The granting of deregulation was opposed by many groups, including growers of non-GM alfalfa who were concerned about gene flow into their crops. In 2006, the Center for Food Safety, a US non-governmental organization that is a critic of biotech crops, and others, challenged this deregulation in the United States District Court for the Northern District of California. Organic growers were concerned that GM alfalfa could cross-pollinate with their organic alfalfa, making their crops unsalable in countries that ban GM imports. The District Court ruled that the USDA's environmental assessment did not address two issues concerning RRA's effect on the environment, and in 2007, required the USDA to complete a much more extensive environmental impact statement (EIS). Until the EIS was completed, they banned further planting of RRA but allowed land already planted to continue.

In June 2009, a divided three-judge panel on the 9th U.S. Circuit Court of Appeals upheld the District Court's decision. Monsanto and others appealed to the US Supreme Court.

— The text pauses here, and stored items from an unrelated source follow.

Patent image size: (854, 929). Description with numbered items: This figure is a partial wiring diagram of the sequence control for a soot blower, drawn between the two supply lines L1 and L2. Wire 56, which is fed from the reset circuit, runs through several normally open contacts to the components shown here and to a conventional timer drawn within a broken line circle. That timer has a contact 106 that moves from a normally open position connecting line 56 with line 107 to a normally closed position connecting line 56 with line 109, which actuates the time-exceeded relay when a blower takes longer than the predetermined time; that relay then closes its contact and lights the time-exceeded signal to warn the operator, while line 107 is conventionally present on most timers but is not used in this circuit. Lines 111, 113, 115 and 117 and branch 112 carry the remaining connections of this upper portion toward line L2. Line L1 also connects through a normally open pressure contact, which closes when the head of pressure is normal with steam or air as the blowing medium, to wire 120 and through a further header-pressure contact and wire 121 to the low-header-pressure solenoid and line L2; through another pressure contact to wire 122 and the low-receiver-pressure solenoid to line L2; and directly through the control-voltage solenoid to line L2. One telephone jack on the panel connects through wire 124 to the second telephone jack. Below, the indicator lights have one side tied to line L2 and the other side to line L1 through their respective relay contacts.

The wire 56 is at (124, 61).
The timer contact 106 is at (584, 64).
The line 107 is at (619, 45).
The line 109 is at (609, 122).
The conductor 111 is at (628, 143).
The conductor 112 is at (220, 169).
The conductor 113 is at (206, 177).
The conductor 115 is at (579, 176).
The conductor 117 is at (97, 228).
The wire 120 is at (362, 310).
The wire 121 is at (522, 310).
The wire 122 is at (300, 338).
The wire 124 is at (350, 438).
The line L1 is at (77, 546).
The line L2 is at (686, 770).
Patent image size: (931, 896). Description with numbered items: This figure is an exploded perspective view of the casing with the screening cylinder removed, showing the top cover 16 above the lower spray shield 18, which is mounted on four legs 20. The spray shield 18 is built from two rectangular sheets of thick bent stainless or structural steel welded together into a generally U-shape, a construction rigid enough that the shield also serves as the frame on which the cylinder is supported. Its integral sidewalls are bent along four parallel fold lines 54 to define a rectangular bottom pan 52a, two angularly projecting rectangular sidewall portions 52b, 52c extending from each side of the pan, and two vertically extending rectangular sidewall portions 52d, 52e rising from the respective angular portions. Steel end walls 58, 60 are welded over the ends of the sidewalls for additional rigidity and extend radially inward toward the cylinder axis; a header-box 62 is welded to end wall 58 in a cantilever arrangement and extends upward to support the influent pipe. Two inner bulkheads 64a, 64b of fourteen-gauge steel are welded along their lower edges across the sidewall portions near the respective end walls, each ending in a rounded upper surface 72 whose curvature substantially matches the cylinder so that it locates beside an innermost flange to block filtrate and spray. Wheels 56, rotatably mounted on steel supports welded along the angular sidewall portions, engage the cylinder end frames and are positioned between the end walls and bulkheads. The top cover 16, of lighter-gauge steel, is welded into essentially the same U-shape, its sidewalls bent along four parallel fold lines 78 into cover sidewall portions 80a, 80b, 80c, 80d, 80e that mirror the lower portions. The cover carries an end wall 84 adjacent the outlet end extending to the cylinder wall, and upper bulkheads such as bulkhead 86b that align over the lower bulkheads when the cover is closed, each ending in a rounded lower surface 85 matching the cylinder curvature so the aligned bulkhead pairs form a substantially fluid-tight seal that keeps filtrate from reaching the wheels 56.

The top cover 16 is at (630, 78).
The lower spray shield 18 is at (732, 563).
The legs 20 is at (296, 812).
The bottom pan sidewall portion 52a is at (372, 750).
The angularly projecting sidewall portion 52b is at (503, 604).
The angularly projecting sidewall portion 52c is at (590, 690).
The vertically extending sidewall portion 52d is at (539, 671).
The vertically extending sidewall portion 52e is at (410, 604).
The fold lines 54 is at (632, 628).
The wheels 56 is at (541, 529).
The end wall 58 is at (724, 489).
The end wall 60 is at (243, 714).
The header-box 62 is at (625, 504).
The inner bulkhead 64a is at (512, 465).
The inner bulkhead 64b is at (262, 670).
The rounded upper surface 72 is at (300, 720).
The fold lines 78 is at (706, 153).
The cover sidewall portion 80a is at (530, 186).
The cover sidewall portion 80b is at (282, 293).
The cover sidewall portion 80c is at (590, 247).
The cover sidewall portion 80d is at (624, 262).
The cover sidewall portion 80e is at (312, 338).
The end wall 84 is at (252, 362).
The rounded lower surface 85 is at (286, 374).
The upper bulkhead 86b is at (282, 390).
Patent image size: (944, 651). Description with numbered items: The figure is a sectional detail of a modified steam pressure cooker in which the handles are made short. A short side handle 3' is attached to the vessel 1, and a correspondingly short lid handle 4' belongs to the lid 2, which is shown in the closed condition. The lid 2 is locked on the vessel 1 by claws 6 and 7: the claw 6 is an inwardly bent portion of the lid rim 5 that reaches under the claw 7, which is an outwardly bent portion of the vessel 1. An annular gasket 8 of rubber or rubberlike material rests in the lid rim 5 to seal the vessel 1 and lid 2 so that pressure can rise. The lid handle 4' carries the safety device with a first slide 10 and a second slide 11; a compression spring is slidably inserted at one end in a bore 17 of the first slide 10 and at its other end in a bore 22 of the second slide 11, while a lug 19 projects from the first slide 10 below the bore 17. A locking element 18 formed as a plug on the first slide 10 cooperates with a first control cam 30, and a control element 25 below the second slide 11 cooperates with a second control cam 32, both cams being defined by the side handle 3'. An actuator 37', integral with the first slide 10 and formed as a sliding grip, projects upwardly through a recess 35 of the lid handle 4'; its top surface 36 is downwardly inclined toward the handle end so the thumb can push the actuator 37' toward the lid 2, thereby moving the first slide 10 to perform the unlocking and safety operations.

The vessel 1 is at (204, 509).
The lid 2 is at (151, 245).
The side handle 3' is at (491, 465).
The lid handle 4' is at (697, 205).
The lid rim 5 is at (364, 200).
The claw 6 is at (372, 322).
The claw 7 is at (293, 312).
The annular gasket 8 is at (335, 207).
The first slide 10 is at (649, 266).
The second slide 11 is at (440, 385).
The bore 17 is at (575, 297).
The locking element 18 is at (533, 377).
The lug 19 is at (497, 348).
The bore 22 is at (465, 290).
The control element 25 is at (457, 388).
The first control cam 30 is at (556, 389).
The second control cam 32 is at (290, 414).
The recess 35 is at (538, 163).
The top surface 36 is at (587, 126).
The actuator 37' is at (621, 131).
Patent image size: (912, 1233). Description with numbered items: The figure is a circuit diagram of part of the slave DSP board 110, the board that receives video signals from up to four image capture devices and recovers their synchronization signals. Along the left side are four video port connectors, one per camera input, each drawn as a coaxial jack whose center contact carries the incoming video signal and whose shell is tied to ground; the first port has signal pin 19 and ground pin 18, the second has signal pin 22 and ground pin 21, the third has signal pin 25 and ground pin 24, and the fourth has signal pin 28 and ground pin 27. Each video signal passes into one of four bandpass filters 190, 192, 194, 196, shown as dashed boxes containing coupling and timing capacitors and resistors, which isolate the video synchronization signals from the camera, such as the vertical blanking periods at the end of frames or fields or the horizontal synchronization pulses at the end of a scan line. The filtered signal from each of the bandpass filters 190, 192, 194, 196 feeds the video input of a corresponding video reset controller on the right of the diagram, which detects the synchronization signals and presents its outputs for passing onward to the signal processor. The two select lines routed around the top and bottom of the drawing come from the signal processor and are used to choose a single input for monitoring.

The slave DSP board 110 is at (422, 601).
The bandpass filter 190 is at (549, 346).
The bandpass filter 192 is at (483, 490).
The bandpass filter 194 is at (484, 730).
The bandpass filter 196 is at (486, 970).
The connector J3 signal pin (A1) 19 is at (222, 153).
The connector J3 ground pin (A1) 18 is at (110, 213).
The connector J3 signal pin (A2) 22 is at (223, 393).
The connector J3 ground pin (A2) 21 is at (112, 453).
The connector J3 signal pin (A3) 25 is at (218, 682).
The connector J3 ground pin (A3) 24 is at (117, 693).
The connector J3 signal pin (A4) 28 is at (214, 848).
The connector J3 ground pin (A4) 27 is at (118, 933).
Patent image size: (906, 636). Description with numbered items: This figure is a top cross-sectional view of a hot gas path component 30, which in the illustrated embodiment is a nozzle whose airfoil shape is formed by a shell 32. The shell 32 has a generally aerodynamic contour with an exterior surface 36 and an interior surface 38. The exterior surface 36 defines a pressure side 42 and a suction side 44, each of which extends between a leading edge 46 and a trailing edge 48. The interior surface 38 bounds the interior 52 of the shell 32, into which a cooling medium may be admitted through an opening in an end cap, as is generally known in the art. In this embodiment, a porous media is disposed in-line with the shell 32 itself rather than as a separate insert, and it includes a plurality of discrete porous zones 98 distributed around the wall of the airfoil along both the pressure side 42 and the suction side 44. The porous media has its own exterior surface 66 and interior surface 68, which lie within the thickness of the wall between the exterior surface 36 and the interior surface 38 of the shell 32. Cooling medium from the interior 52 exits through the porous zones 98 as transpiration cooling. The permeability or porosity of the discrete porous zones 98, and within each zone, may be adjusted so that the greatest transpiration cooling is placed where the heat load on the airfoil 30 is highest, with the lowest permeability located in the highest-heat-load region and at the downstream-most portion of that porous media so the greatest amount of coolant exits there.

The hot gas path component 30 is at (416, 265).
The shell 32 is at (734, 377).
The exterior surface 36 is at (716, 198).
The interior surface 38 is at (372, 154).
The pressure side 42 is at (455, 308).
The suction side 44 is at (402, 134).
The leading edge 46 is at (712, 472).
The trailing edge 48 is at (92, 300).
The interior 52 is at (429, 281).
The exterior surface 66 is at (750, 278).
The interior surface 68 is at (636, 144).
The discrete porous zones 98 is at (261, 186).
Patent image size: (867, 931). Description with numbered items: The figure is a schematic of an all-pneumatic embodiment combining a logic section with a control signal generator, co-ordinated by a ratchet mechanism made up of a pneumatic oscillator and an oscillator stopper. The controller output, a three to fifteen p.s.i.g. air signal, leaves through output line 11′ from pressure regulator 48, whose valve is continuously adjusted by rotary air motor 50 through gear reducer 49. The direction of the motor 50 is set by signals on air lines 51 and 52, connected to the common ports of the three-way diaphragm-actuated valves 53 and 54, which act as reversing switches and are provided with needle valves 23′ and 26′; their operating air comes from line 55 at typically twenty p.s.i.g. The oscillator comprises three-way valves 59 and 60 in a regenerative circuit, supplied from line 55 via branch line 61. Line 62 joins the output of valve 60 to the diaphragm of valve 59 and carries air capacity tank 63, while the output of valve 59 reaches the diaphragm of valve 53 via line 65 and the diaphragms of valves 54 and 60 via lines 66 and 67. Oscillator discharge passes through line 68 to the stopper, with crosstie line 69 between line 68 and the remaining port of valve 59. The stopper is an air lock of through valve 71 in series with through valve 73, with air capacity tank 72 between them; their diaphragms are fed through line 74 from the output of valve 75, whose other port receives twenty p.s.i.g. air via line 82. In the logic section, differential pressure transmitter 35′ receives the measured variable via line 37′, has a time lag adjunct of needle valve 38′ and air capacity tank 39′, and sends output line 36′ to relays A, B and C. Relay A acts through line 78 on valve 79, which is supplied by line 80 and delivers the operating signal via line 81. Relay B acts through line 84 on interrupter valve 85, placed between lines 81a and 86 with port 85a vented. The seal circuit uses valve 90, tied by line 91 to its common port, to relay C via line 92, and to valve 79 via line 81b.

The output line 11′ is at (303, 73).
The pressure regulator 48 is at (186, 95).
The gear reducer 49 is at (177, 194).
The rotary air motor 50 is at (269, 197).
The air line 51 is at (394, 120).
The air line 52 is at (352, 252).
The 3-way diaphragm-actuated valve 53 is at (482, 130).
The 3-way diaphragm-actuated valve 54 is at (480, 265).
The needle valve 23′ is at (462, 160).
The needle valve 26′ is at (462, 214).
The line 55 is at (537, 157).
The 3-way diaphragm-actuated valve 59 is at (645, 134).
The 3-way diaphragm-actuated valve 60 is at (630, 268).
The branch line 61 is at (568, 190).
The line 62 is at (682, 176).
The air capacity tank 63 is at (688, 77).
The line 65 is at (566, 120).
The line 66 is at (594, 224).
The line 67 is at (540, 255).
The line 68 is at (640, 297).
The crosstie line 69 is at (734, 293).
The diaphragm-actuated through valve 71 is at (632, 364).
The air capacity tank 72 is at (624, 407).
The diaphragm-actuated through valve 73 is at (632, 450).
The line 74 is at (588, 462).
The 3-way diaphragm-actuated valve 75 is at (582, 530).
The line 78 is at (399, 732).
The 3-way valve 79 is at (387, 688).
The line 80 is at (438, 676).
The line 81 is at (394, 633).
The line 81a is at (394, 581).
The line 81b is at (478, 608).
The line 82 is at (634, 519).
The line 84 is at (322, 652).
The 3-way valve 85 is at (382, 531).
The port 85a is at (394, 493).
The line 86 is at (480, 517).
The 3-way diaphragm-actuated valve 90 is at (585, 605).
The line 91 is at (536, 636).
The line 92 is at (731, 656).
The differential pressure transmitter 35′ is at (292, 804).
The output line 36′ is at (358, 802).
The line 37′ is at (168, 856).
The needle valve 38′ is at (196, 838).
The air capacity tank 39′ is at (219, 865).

On 21 June 2010, in Monsanto Co. v. Geertson Seed Farms, the Supreme Court overturned the District Court decision to ban planting RRA nationwide as there was no evidence of irreparable injury. They ruled that the USDA could partially deregulate RRA before an EIS was completed. The Supreme Court did not consider the District Court's ruling disallowing RRA's deregulation and consequently RRA was still a regulated crop waiting for USDA's completion of an EIS. In December 2010, the USDA published a 2,300-page EIS, which concluded that RRA would not affect the environment.

In January 2011, the USDA had approved unrestricted planting of genetically modified alfalfa and planting resumed. Secretary Vilsack commented, "After conducting a thorough and transparent examination of alfalfa ... APHIS [Animal and Plant Health Inspection Service] has determined that Roundup Ready alfalfa is as safe as traditionally bred alfalfa."

In March 2011, the non-profit Center for Food Safety appealed the deregulation decision.The District Court for Northern California rejected this appeal in 2012.